Out of 367 study participants, 217 were RT-PCR positive, and 139 of them had at least one of the oral manifestations such as xerostomia, dysgeusia, stomatopyrosis, or intraoral signs such as oral ulcers, erythema, macule, or papule. The most common oral symptom was xerostomia, followed by dysgeusia. Erythema was the most common intraoral sign in 37 patients, followed by ulcers and a whitish patch.

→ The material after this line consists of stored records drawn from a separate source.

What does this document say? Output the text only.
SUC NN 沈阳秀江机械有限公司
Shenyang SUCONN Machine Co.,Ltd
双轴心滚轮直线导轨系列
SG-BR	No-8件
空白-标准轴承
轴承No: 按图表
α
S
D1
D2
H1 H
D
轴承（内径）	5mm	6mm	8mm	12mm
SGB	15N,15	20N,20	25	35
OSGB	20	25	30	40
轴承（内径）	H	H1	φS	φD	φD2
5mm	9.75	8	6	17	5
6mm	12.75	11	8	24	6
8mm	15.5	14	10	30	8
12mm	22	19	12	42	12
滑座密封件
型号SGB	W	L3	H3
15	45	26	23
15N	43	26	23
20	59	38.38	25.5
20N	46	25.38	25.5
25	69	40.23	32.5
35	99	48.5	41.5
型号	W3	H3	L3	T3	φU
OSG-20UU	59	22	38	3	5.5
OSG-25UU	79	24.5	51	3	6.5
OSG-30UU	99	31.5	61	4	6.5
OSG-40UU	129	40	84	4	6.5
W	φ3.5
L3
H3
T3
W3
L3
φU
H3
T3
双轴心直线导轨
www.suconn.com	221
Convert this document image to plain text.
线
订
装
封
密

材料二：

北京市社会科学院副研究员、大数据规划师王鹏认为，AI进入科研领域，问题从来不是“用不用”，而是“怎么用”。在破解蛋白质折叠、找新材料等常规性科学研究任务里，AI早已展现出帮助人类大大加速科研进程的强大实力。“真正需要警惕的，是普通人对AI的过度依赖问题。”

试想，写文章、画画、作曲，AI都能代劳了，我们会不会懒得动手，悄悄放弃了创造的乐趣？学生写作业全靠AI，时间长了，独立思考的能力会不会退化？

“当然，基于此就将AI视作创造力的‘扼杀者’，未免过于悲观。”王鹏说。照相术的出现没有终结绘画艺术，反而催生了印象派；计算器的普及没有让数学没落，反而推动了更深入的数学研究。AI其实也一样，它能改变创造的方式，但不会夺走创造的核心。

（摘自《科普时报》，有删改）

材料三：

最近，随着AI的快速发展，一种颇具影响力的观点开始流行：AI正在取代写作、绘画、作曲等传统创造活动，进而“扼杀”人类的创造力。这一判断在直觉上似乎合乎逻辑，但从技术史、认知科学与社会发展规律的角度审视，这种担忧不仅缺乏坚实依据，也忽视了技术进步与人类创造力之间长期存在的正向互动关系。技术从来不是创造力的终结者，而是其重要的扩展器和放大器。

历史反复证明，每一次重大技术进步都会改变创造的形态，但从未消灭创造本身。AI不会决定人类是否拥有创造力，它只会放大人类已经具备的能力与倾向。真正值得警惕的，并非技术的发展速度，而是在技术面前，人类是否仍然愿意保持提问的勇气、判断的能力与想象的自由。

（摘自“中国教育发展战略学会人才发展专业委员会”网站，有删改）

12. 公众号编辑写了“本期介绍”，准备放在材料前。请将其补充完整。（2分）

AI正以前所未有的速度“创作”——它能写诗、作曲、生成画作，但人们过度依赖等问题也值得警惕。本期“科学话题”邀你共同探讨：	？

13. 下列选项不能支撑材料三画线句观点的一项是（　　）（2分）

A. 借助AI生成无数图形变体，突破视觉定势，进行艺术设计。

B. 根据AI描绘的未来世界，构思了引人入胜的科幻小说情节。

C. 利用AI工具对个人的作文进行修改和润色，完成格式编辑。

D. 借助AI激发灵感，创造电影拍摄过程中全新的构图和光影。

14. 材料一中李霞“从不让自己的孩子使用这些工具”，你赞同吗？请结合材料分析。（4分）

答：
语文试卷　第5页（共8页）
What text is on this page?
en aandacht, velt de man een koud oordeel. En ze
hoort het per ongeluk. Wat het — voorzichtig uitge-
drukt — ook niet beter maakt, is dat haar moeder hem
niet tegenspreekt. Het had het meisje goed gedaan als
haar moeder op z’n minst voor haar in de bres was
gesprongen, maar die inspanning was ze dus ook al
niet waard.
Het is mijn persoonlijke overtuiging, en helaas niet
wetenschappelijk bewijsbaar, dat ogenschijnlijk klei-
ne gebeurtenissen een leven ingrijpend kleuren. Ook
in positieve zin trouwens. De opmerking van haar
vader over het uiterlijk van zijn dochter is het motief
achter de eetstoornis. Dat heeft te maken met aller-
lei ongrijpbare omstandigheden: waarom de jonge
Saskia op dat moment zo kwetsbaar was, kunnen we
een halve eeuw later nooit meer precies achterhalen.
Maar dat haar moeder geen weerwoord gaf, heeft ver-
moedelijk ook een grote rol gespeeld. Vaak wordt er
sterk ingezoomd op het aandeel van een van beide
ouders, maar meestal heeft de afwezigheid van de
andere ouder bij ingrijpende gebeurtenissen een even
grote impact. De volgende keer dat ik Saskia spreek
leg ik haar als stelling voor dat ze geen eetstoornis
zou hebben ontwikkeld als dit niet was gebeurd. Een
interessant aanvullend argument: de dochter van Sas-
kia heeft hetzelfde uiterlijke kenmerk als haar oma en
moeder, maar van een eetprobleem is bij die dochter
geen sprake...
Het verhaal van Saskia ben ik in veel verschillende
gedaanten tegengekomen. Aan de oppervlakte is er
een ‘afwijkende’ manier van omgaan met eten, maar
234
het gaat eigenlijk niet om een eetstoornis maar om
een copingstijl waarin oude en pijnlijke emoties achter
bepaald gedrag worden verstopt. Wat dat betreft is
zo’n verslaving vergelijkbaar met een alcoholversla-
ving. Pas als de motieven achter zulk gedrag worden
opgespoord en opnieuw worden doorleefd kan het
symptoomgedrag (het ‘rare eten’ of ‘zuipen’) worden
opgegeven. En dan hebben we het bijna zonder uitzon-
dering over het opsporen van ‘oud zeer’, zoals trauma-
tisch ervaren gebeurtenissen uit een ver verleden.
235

Considering ACE-2 as a critical receptor for the SARS CoV-2 virus, ACE-2-expressing epithelial cells in the major and minor salivary glands may prove to be a target for the virus. Since, salivary glands serve as a substantial reservoir for this virus, it can be detected in the saliva even before respiratory symptoms appear.13 Virus can also be obtained from saliva samples early in the disease and via ductal openings of salivary glands at a later stage.14 These findings suggest that the oral symptoms may be caused by viral interference with the salivary flow. In our study, 93 (42.9%) RT-PCR positive patients reported xerostomia, compared to 48 (32%) RT-PCR negative patients. Stomatopyrosis, which was found in 20% of confirmed cases and 14.7% of suspects, might be linked to xerostomia. A case series of 140 RT-PCR positive patients, 56% of whom reported xerostomia, yielded similar results.4 Francesco Freni et al. used the summated Xerostomia Inventory-Dutch Version (SXI-DV) questionnaire to assess xerostomia in 50 RT-PCR positive patients and found dry mouth in 32% of them.15
The increasing load of gustatory dysfunction in COVID-19 patients has led to the estimated global pooled prevalence of dysgeusia to 41.47%.16 Sialic acid is a fundamental component of the salivary mucin and it protects the glycoproteins that convey gustatory molecules inside the taste pores from premature enzymatic degradation. A reduction of sialic acid in the saliva is associated with an increase in the gustatory threshold.17 Millanetti M et al. has suggested that spike protein of SARS-CoV-2 could also interact with sialic acid receptors, in addition to the known interaction with ACE-2.18 Thus, it can be hypothesized that dysgeusia may be secondary to accelerated degradation of the gustatory particles.19 In our study we observed that 117 patients reported dysgeusia out of which 78 were RT-PCR positive.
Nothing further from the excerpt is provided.